G = ox.distance.add_edge_lengths(G_box)
G = ox.routing.add_edge_speeds(G)
G = ox.routing.add_edge_travel_times(G)
university=(21.594, 63.1027)
vimpeli=(23.8285,63.16428)
# Find the nearest node by longitude and latitude
orig, dist_o = ox.distance.nearest_nodes(G, X=university[0], Y=university[1], return_dist=True)
dest, dist_d= ox.distance.nearest_nodes(G, X=vimpeli[0], Y=vimpeli[1], return_dist=True)
print(f"Source node={orig}, destination node is {dest}")
print(f"Distance from source point to source node is {dist_o:.3} m and between destination point and node is {dist_d:.3} m")
Source node=567879088, destination node is 8555338968
Distance from source point to source node is 74.7 m and between destination point and node is 12.4 m
# Find the shortest route
##%timeit
## Route finding takes about 100 ms in standard laptop (Intel, i5-1245U)
route = ox.shortest_path(G, orig, dest, weight="length")

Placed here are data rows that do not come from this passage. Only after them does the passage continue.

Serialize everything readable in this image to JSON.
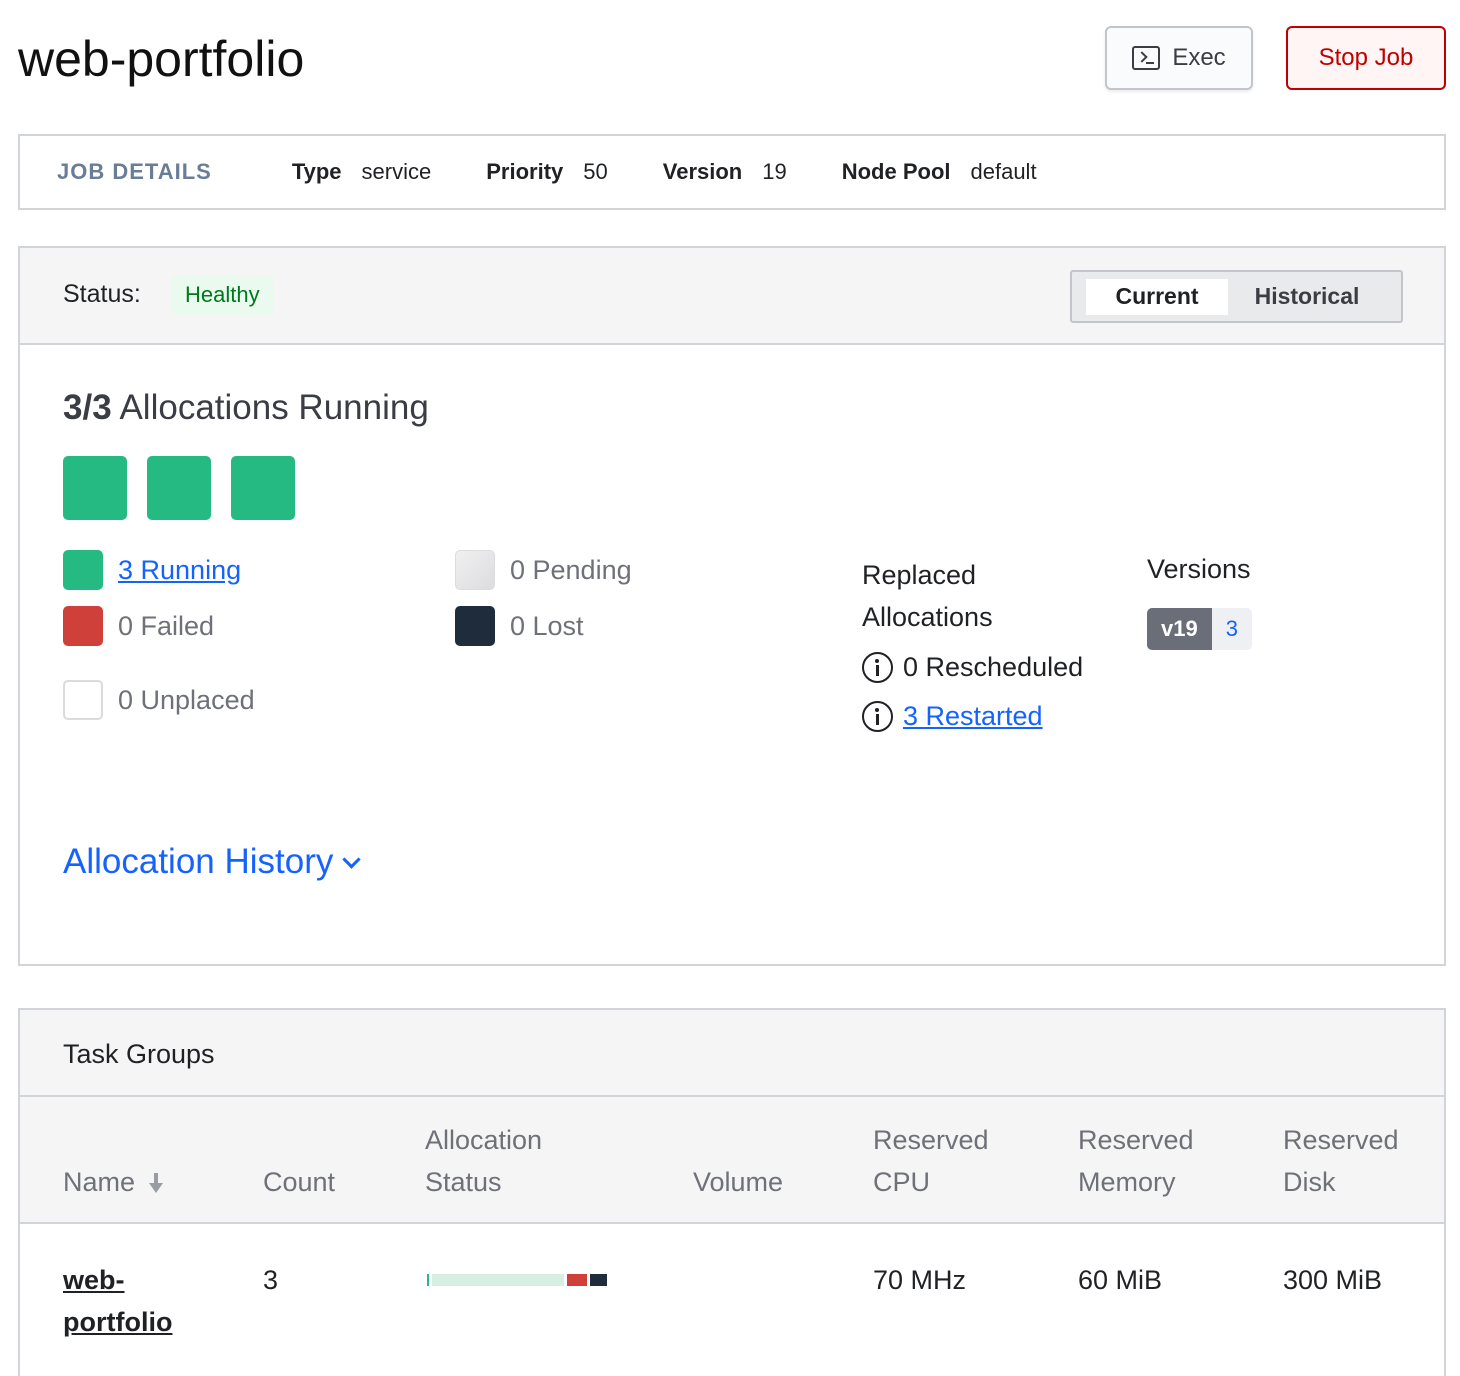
{
  "title": "web-portfolio",
  "actions": {
    "exec_label": "Exec",
    "stop_label": "Stop Job"
  },
  "job_details": {
    "label": "JOB DETAILS",
    "items": [
      {
        "key": "Type",
        "value": "service"
      },
      {
        "key": "Priority",
        "value": "50"
      },
      {
        "key": "Version",
        "value": "19"
      },
      {
        "key": "Node Pool",
        "value": "default"
      }
    ]
  },
  "summary": {
    "status_label": "Status:",
    "status_value": "Healthy",
    "toggle": {
      "current": "Current",
      "historical": "Historical"
    },
    "alloc_count": "3/3",
    "alloc_text": "Allocations Running",
    "legend": {
      "running": "3 Running",
      "failed": "0 Failed",
      "unplaced": "0 Unplaced",
      "pending": "0 Pending",
      "lost": "0 Lost"
    },
    "replaced": {
      "title": "Replaced Allocations",
      "rescheduled": "0 Rescheduled",
      "restarted": "3 Restarted"
    },
    "versions": {
      "title": "Versions",
      "tag": "v19",
      "count": "3"
    },
    "history_link": "Allocation History"
  },
  "task_groups": {
    "title": "Task Groups",
    "columns": {
      "name": "Name",
      "count": "Count",
      "alloc_status": "Allocation Status",
      "volume": "Volume",
      "cpu": "Reserved CPU",
      "memory": "Reserved Memory",
      "disk": "Reserved Disk"
    },
    "rows": [
      {
        "name": "web-portfolio",
        "count": "3",
        "volume": "",
        "cpu": "70 MHz",
        "memory": "60 MiB",
        "disk": "300 MiB",
        "alloc_status_colors": {
          "queued": "#d7efe2",
          "failed": "#d0403a",
          "lost": "#1f2c3c"
        }
      }
    ]
  },
  "colors": {
    "running": "#25ba81",
    "failed": "#d0403a",
    "lost": "#1f2c3c",
    "link": "#1563ff",
    "danger": "#c00000",
    "healthy": "#00781e"
  }
}
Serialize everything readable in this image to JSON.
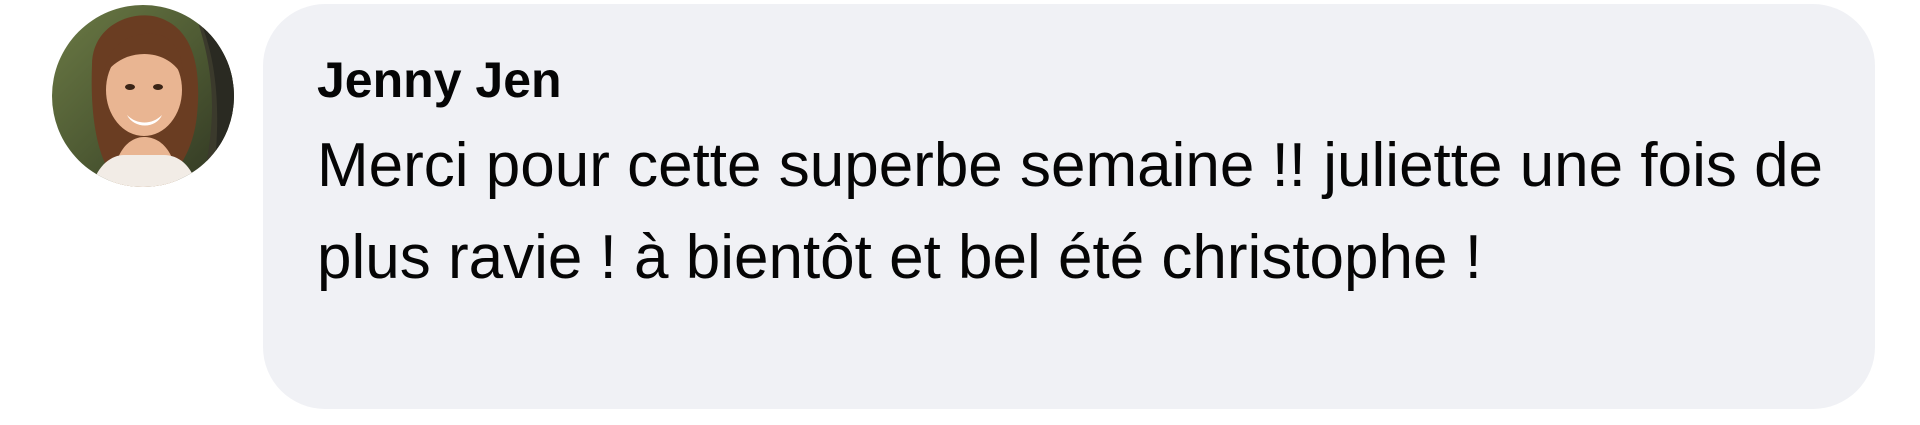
{
  "comment": {
    "author": "Jenny Jen",
    "avatar_icon": "profile-photo",
    "text": "Merci pour cette superbe semaine !! juliette une fois de plus ravie ! à bientôt et bel été christophe !"
  },
  "colors": {
    "bubble_background": "#f0f1f5",
    "text": "#050505"
  }
}
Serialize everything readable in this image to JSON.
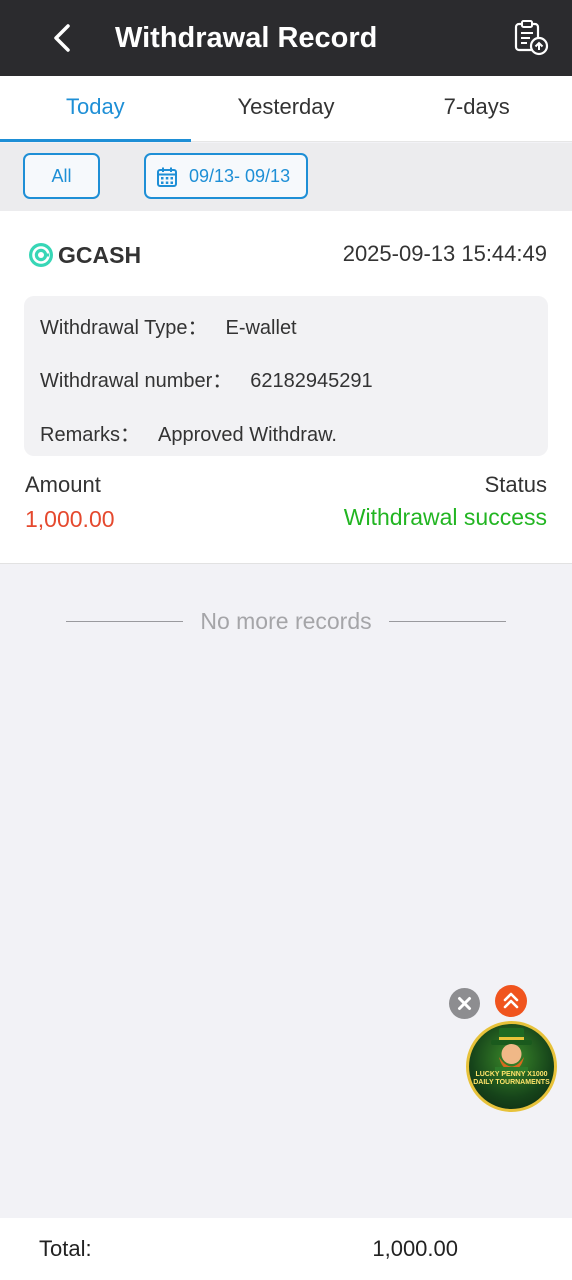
{
  "header": {
    "title": "Withdrawal Record",
    "back_icon": "chevron-left-icon",
    "export_icon": "clipboard-upload-icon"
  },
  "tabs": [
    {
      "label": "Today",
      "active": true
    },
    {
      "label": "Yesterday",
      "active": false
    },
    {
      "label": "7-days",
      "active": false
    }
  ],
  "filters": {
    "type_label": "All",
    "date_range": "09/13- 09/13",
    "date_icon": "calendar-icon"
  },
  "record": {
    "method": "GCASH",
    "method_icon": "gcash-logo-icon",
    "datetime": "2025-09-13 15:44:49",
    "type_label": "Withdrawal Type：",
    "type_value": "E-wallet",
    "number_label": "Withdrawal number：",
    "number_value": "62182945291",
    "remarks_label": "Remarks：",
    "remarks_value": "Approved Withdraw.",
    "amount_label": "Amount",
    "amount_value": "1,000.00",
    "status_label": "Status",
    "status_value": "Withdrawal success"
  },
  "list_end_text": "No more records",
  "floating": {
    "close_icon": "close-icon",
    "up_icon": "double-chevron-up-icon",
    "promo_line1": "LUCKY PENNY X1000",
    "promo_line2": "DAILY TOURNAMENTS"
  },
  "footer": {
    "total_label": "Total:",
    "total_value": "1,000.00"
  },
  "colors": {
    "accent": "#1e8fd6",
    "amount": "#e5492e",
    "success": "#22b522",
    "header_bg": "#2b2b2e"
  }
}
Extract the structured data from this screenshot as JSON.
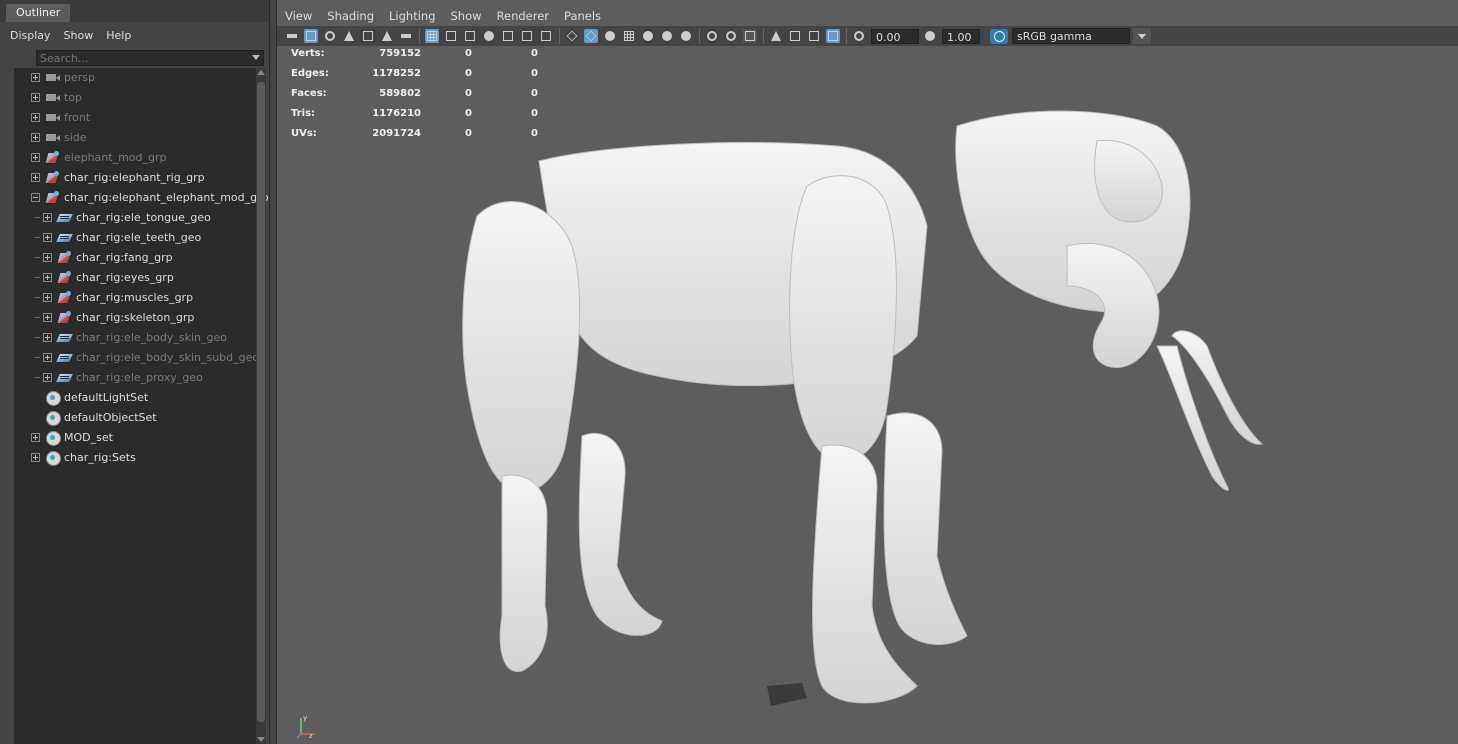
{
  "outliner": {
    "tab_label": "Outliner",
    "menu": [
      "Display",
      "Show",
      "Help"
    ],
    "search_placeholder": "Search...",
    "items": [
      {
        "label": "persp",
        "icon": "camera-icon",
        "depth": 0,
        "dim": true,
        "expander": "plus"
      },
      {
        "label": "top",
        "icon": "camera-icon",
        "depth": 0,
        "dim": true,
        "expander": "plus"
      },
      {
        "label": "front",
        "icon": "camera-icon",
        "depth": 0,
        "dim": true,
        "expander": "plus"
      },
      {
        "label": "side",
        "icon": "camera-icon",
        "depth": 0,
        "dim": true,
        "expander": "plus"
      },
      {
        "label": "elephant_mod_grp",
        "icon": "group-icon",
        "depth": 0,
        "dim": true,
        "expander": "plus"
      },
      {
        "label": "char_rig:elephant_rig_grp",
        "icon": "group-icon",
        "depth": 0,
        "dim": false,
        "expander": "plus"
      },
      {
        "label": "char_rig:elephant_elephant_mod_grp",
        "icon": "group-icon",
        "depth": 0,
        "dim": false,
        "expander": "minus"
      },
      {
        "label": "char_rig:ele_tongue_geo",
        "icon": "mesh-icon",
        "depth": 1,
        "dim": false,
        "expander": "plus"
      },
      {
        "label": "char_rig:ele_teeth_geo",
        "icon": "mesh-icon",
        "depth": 1,
        "dim": false,
        "expander": "plus"
      },
      {
        "label": "char_rig:fang_grp",
        "icon": "group-icon",
        "depth": 1,
        "dim": false,
        "expander": "plus"
      },
      {
        "label": "char_rig:eyes_grp",
        "icon": "group-icon",
        "depth": 1,
        "dim": false,
        "expander": "plus"
      },
      {
        "label": "char_rig:muscles_grp",
        "icon": "group-icon",
        "depth": 1,
        "dim": false,
        "expander": "plus"
      },
      {
        "label": "char_rig:skeleton_grp",
        "icon": "group-icon",
        "depth": 1,
        "dim": false,
        "expander": "plus"
      },
      {
        "label": "char_rig:ele_body_skin_geo",
        "icon": "mesh-icon",
        "depth": 1,
        "dim": true,
        "expander": "plus"
      },
      {
        "label": "char_rig:ele_body_skin_subd_geo",
        "icon": "mesh-icon",
        "depth": 1,
        "dim": true,
        "expander": "plus"
      },
      {
        "label": "char_rig:ele_proxy_geo",
        "icon": "mesh-icon",
        "depth": 1,
        "dim": true,
        "expander": "plus"
      },
      {
        "label": "defaultLightSet",
        "icon": "set-icon",
        "depth": 0,
        "dim": false,
        "expander": "none"
      },
      {
        "label": "defaultObjectSet",
        "icon": "set-icon",
        "depth": 0,
        "dim": false,
        "expander": "none"
      },
      {
        "label": "MOD_set",
        "icon": "set-icon",
        "depth": 0,
        "dim": false,
        "expander": "plus"
      },
      {
        "label": "char_rig:Sets",
        "icon": "set-icon",
        "depth": 0,
        "dim": false,
        "expander": "plus"
      }
    ]
  },
  "viewport": {
    "menu": [
      "View",
      "Shading",
      "Lighting",
      "Show",
      "Renderer",
      "Panels"
    ],
    "exposure": "0.00",
    "gamma": "1.00",
    "colorspace": "sRGB gamma",
    "hud": [
      {
        "label": "Verts:",
        "v1": "759152",
        "v2": "0",
        "v3": "0"
      },
      {
        "label": "Edges:",
        "v1": "1178252",
        "v2": "0",
        "v3": "0"
      },
      {
        "label": "Faces:",
        "v1": "589802",
        "v2": "0",
        "v3": "0"
      },
      {
        "label": "Tris:",
        "v1": "1176210",
        "v2": "0",
        "v3": "0"
      },
      {
        "label": "UVs:",
        "v1": "2091724",
        "v2": "0",
        "v3": "0"
      }
    ],
    "axis_labels": {
      "x": "x",
      "y": "y",
      "z": "z"
    },
    "colors": {
      "background": "#5d5d5d",
      "model": "#e8e8e8",
      "accent": "#5f9ec8"
    }
  }
}
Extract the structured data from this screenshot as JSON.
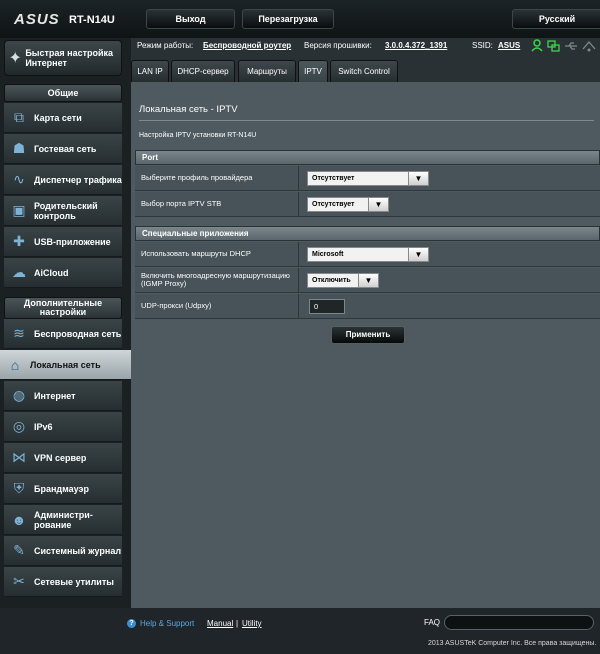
{
  "header": {
    "brand": "ASUS",
    "model": "RT-N14U",
    "logout": "Выход",
    "reboot": "Перезагрузка",
    "language": "Русский"
  },
  "status": {
    "mode_label": "Режим работы:",
    "mode_value": "Беспроводной роутер",
    "fw_label": "Версия прошивки:",
    "fw_value": "3.0.0.4.372_1391",
    "ssid_label": "SSID:",
    "ssid_value": "ASUS"
  },
  "sidebar": {
    "quick_setup": "Быстрая настройка Интернет",
    "general_header": "Общие",
    "general_items": [
      {
        "label": "Карта сети",
        "icon": "network-map-icon"
      },
      {
        "label": "Гостевая сеть",
        "icon": "guest-network-icon"
      },
      {
        "label": "Диспетчер трафика",
        "icon": "traffic-manager-icon"
      },
      {
        "label": "Родительский контроль",
        "icon": "lock-icon"
      },
      {
        "label": "USB-приложение",
        "icon": "puzzle-icon"
      },
      {
        "label": "AiCloud",
        "icon": "cloud-icon"
      }
    ],
    "advanced_header": "Дополнительные настройки",
    "advanced_items": [
      {
        "label": "Беспроводная сеть",
        "icon": "wifi-icon"
      },
      {
        "label": "Локальная сеть",
        "icon": "home-icon"
      },
      {
        "label": "Интернет",
        "icon": "globe-icon"
      },
      {
        "label": "IPv6",
        "icon": "ipv6-icon"
      },
      {
        "label": "VPN сервер",
        "icon": "vpn-icon"
      },
      {
        "label": "Брандмауэр",
        "icon": "shield-icon"
      },
      {
        "label": "Администри-рование",
        "icon": "admin-icon"
      },
      {
        "label": "Системный журнал",
        "icon": "log-icon"
      },
      {
        "label": "Сетевые утилиты",
        "icon": "tools-icon"
      }
    ]
  },
  "tabs": [
    "LAN IP",
    "DHCP-сервер",
    "Маршруты",
    "IPTV",
    "Switch Control"
  ],
  "page": {
    "title": "Локальная сеть - IPTV",
    "description": "Настройка IPTV установки RT-N14U"
  },
  "sections": [
    {
      "title": "Port",
      "rows": [
        {
          "label": "Выберите профиль провайдера",
          "value": "Отсутствует"
        },
        {
          "label": "Выбор порта IPTV STB",
          "value": "Отсутствует"
        }
      ]
    },
    {
      "title": "Специальные приложения",
      "rows": [
        {
          "label": "Использовать маршруты DHCP",
          "value": "Microsoft"
        },
        {
          "label": "Включить многоадресную маршрутизацию (IGMP Proxy)",
          "value": "Отключить"
        },
        {
          "label": "UDP-прокси (Udpxy)",
          "value": "0"
        }
      ]
    }
  ],
  "apply": "Применить",
  "footer": {
    "help": "Help & Support",
    "manual": "Manual",
    "sep": "|",
    "utility": "Utility",
    "faq": "FAQ",
    "copyright": "2013 ASUSTeK Computer Inc. Все права защищены."
  }
}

# Convert to Geopandas Data Frame
gdf=ox.routing.route_to_gdf(G, route)
gdf.explore()
gdf
osmid | lanes | ref | name | highway | maxspeed | oneway | reversed | length | geometry | speed_kph | travel_time | bridge | junction | tunnel | |||
---|---|---|---|---|---|---|---|---|---|---|---|---|---|---|---|---|---|
u | v | key | |||||||||||||||
567879088 | 2501538277 | 0 | [1205303812, 242697759] | NaN | NaN | Yliopistonranta | residential | 30 | False | True | 273.703 | LINESTRING (21.59339 63.10331, 21.59345 63.103... | 30.0 | 32.8 | NaN | NaN | NaN |
2501538277 | 2501538262 | 0 | [242697753, 242697754, 242697755, 242697751] | [2, 3] | NaN | Wolffintie | secondary | 50 | True | False | 384.787 | LINESTRING (21.59875 63.10376, 21.59906 63.103... | 50.0 | 27.7 | yes | NaN | NaN |
2501538262 | 26843884 | 0 | 741050670 | 2 | NaN | Kirkkopuistikko | secondary | 40 | True | False | 58.079 | LINESTRING (21.60380 63.10116, 21.60398 63.101... | 40.0 | 5.2 | NaN | NaN | NaN |
26843884 | 26843883 | 0 | 741050670 | 2 | NaN | Kirkkopuistikko | secondary | 40 | True | False | 123.919 | LINESTRING (21.60455 63.10076, 21.60467 63.100... | 40.0 | 11.2 | NaN | NaN | NaN |
26843883 | 26035348 | 0 | 20867334 | NaN | NaN | Museokatu | secondary | 40 | False | False | 15.946 | LINESTRING (21.60554 63.09974, 21.60583 63.09980) | 40.0 | 1.4 | NaN | NaN | NaN |
... | ... | ... | ... | ... | ... | ... | ... | ... | ... | ... | ... | ... | ... | ... | ... | ... | ... |
4901691129 | 813611651 | 0 | 130069820 | 2 | 68 | Vimpelintie | primary | 60 | False | True | 10.057 | LINESTRING (23.83291 63.15953, 23.83284 63.15962) | 60.0 | 0.6 | NaN | NaN | NaN |
813611651 | 1433712216 | 0 | [130069820, 130069821, 25535639] | 2 | 68 | Vimpelintie | primary | 60 | False | True | 333.515 | LINESTRING (23.83284 63.15962, 23.83265 63.159... | 60.0 | 20.0 | yes | NaN | NaN |
1433712216 | 4901715602 | 0 | 25535639 | 2 | 68 | Vimpelintie | primary | 60 | False | True | 25.970 | LINESTRING (23.83034 63.16240, 23.83014 63.16261) | 60.0 | 1.6 | NaN | NaN | NaN |
4901715602 | 834229654 | 0 | 25535639 | 2 | 68 | Vimpelintie | primary | 60 | False | True | 11.090 | LINESTRING (23.83014 63.16261, 23.83006 63.16270) | 60.0 | 0.7 | NaN | NaN | NaN |
834229654 | 8555338968 | 0 | 25535639 | 2 | 68 | Vimpelintie | primary | 60 | False | True | 202.066 | LINESTRING (23.83006 63.16270, 23.82955 63.163... | 60.0 | 12.1 | NaN | NaN | NaN |
257 rows × 15 columns
# Some statistics # Gogle maps 138 km
print(f"The map has {len(G_box.nodes)} nodes (crossings)")
print(f"The map has {len(G_box.edges)} edges (roads)")
distance=gdf.iloc[:,8].sum()
print(f"Total length betwen the source and destination is {distance/1000:4.4} km")
The map has 21472 nodes (crossings)
The map has 49167 edges (roads)
Total length betwen the source and destination is 135.5 km
Summary#
In this module the methods for searching data and paths from graph and using graph library has been covered. The learning outcomes of the module:
How the data is encoded as data structures in programs
Some implementation strategies for breadth first, depth first and A* searches
Implementation strategy of a heuristic function
Overall view of the services provided by the Networkx library and the possibilities it provides
Some understanding of Python programing
How to use graph search as part of and intelligent agent, also in cases where the full graph is not known a-priori.